Ce n'est pas encore sûr. L'Autorité de sûreté nucléaire (ASN) a répété ce mercredi que l'autorisation de fonctionnement des réacteurs nucléaires français au-delà de 40 ans n'était «pas acquise», et qu'elle rendrait son avis final vers 2018 ou 2019.

«L'extension au-delà de 40 ans n'est pas acquise», a rappelé le président de l'ASN, Pierre-Franck Chevet, au cours de la convention annuelle de la Société française d'énergie nucléaire (SFEN). «Le premier avis sur la possibilité d'aller ou non au-delà de 40 ans, nous pourrons peut-être le formuler en 2015», a poursuivi Pierre-Franck Chevet. «L'avis final, définitif, générique sur l'ensemble du parc nucléaire français (pourrait intervenir) aux alentours de 2018, 2019», avant «un examen réacteur par réacteur».

«Ce n'est pas une date anniversaire»

Pierre-Franck Chevet a toutefois souligné qu'il ne fallait pas prendre la notion de 40 ans «au pied de la lettre». «Ce n'est pas une date anniversaire. C'est l'hypothèse de dimensionnement qui a été prise à l'origine. On vérifie ce qu'ont vraiment vécu les réacteurs nucléaires, et en réalité il y a une marge», a-t-il expliqué.

La prolongation de la durée de vie des centrales au-delà de la limite initialement fixée lors de leur conception sera évaluée à l'aune des critères de sûreté, plus stricts, applicables à la troisième génération de réacteurs, comme l'EPR en cours de construction à Flamanville (Manche), a rappelé le président de l'ASN. Car «l'alternative à cette extension, ce serait de construire une nouvelle centrale. A l'évidence, une nouvelle centrale devrait être construite suivant les règles de la troisième génération.»

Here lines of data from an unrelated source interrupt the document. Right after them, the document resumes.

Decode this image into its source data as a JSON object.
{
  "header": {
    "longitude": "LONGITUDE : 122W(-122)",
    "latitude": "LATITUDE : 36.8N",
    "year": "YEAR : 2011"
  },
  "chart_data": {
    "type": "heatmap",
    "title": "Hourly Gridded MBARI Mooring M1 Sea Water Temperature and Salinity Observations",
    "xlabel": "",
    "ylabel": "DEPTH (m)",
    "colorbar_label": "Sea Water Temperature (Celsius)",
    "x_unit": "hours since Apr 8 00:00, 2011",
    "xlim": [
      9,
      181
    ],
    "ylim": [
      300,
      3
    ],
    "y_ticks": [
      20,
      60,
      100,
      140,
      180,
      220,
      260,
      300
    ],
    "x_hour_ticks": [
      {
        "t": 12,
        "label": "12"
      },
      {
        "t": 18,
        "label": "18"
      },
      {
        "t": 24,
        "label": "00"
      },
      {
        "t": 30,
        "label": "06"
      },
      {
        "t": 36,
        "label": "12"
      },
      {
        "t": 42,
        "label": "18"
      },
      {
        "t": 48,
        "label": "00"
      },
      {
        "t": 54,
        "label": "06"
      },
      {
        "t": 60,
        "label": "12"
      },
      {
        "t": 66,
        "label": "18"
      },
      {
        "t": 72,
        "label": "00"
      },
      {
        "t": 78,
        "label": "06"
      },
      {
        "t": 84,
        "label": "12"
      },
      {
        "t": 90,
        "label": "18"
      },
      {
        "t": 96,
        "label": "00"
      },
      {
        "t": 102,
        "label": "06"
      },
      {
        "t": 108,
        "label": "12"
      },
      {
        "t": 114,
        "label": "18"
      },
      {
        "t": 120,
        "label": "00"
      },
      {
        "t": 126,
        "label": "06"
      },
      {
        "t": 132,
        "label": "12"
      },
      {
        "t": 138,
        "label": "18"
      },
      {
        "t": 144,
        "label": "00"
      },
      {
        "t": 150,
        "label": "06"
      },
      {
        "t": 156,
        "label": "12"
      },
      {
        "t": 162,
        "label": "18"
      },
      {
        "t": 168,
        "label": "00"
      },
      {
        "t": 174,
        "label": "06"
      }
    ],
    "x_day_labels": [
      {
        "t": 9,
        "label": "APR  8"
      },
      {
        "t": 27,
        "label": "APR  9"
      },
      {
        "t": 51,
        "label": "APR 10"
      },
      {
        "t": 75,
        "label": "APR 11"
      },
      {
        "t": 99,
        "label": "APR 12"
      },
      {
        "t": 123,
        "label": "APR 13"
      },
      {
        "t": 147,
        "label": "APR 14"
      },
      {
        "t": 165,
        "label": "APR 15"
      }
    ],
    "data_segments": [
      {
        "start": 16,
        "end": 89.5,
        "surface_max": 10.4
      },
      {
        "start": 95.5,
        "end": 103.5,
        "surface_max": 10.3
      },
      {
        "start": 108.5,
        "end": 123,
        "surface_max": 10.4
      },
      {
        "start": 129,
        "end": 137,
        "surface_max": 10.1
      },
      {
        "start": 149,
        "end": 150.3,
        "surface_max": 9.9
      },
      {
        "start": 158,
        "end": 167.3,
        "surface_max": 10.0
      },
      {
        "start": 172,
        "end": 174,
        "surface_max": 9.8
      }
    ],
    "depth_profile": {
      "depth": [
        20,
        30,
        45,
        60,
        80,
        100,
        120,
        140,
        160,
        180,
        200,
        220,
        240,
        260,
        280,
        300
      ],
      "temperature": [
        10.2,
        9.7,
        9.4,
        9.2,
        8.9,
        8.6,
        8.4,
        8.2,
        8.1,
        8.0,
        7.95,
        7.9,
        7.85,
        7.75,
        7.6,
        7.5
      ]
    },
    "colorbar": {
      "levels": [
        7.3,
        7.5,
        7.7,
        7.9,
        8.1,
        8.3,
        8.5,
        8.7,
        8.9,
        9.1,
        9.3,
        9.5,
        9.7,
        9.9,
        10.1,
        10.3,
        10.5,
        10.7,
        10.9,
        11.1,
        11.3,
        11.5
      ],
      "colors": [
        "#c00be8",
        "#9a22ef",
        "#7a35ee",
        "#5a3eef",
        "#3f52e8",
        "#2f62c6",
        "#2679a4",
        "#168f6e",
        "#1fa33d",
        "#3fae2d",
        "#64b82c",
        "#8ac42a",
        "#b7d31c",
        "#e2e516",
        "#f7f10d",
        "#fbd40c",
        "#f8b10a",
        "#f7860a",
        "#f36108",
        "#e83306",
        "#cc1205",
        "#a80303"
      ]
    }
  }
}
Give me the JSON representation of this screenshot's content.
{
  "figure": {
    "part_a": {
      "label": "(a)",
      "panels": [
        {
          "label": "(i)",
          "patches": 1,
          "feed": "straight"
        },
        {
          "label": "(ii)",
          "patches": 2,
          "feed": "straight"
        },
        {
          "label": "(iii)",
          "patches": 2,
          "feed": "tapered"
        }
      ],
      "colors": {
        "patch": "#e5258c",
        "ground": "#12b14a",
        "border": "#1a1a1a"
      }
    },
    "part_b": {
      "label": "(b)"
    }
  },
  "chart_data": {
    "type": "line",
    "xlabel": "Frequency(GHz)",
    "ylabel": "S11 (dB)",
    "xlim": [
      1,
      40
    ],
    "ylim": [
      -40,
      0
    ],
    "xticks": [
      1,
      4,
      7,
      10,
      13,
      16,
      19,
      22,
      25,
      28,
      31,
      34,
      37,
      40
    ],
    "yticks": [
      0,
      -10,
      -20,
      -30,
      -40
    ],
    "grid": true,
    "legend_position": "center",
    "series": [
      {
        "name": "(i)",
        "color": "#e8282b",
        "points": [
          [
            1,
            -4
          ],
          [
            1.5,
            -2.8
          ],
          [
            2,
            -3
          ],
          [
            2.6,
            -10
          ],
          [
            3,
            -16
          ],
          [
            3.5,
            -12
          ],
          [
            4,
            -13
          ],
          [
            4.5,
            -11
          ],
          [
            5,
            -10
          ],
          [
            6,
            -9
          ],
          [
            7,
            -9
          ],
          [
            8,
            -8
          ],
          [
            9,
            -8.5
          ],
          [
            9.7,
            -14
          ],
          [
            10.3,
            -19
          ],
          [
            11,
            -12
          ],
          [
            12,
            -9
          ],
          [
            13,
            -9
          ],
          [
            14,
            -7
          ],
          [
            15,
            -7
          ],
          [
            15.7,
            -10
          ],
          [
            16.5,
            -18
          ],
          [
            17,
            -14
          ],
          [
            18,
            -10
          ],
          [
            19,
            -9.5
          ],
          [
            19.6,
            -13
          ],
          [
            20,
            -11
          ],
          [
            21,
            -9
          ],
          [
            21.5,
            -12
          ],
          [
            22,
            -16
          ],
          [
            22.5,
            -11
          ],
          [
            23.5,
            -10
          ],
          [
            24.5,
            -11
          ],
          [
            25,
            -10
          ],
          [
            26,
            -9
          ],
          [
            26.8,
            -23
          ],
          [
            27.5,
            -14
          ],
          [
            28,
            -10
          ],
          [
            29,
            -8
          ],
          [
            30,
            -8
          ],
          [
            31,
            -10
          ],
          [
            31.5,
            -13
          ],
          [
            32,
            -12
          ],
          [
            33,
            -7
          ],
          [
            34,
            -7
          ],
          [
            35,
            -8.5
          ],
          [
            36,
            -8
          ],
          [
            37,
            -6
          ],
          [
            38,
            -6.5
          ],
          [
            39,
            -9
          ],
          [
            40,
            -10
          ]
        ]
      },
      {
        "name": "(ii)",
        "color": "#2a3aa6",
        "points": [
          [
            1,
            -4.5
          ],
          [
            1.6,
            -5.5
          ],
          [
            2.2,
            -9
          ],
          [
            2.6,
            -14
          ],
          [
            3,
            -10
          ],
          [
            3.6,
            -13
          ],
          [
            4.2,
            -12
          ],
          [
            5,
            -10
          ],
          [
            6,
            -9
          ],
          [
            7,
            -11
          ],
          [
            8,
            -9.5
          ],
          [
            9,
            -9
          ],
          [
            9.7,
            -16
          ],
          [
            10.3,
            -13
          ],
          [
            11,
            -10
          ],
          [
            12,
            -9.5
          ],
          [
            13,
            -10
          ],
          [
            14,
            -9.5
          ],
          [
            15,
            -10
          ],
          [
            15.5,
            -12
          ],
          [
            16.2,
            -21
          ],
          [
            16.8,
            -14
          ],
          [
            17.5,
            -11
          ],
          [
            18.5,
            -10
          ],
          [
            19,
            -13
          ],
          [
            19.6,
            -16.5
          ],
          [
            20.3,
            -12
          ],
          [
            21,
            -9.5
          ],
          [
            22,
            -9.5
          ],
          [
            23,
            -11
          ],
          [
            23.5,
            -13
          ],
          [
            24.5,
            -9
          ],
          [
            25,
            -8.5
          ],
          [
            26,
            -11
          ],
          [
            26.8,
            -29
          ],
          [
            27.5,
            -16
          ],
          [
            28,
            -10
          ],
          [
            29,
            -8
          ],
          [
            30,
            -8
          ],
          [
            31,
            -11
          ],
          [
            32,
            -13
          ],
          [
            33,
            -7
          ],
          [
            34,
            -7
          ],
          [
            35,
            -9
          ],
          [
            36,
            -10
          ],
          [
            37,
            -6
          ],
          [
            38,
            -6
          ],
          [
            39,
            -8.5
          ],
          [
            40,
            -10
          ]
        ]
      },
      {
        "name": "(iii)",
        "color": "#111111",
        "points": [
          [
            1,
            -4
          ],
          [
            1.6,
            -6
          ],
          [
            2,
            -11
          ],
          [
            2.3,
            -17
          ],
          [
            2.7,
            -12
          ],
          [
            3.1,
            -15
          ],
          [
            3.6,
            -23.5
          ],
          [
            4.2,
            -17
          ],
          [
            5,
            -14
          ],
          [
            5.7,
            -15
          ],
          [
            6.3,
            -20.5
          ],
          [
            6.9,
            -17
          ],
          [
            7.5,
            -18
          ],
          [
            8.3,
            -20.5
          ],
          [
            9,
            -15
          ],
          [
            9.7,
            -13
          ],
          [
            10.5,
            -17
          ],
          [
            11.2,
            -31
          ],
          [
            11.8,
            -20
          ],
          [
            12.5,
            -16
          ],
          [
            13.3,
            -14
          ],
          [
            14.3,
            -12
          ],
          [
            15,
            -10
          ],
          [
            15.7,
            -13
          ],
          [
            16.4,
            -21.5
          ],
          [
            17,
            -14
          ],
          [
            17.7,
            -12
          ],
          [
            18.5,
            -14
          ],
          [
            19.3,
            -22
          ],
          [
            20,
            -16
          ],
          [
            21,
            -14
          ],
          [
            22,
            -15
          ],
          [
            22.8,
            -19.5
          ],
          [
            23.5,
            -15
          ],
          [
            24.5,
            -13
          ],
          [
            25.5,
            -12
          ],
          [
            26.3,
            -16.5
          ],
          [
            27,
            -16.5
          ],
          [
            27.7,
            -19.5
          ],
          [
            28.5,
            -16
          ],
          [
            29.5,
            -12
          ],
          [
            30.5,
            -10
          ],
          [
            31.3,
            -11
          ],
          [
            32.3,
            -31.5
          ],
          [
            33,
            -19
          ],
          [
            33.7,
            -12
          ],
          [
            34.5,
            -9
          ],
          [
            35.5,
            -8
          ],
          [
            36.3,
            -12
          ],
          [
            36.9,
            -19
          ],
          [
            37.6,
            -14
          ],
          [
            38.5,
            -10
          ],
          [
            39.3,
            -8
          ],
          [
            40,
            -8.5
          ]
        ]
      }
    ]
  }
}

Les discussions ont déjà débuté

La sûreté des piscines de stockage des combustibles usés, une vulnérabilité mise en évidence par la catastrophe de Fukushima (Japon) en mars 2011, et la capacité à refroidir l'enceinte en cas d'accident grave seront surveillées très attentivement, a précisé Pierre-Franck Chevet. Les discussions sur cette prolongation au-delà de 40 ans ont déjà débuté avec l'exploitant EDF, qui doit remettre ses propositions à l'ASN.

«Avec EDF, nous sommes d'accord sur le sommaire du dossier. Nous allons avoir, en anticipation de l'examen formel de ce futur dossier, un cycle de trois séminaires (...) qui doivent se dérouler d'ici la fin de ce semestre pour examiner les principaux sujets de sûreté qui se posent», a dit Pierre-Franck Chevet.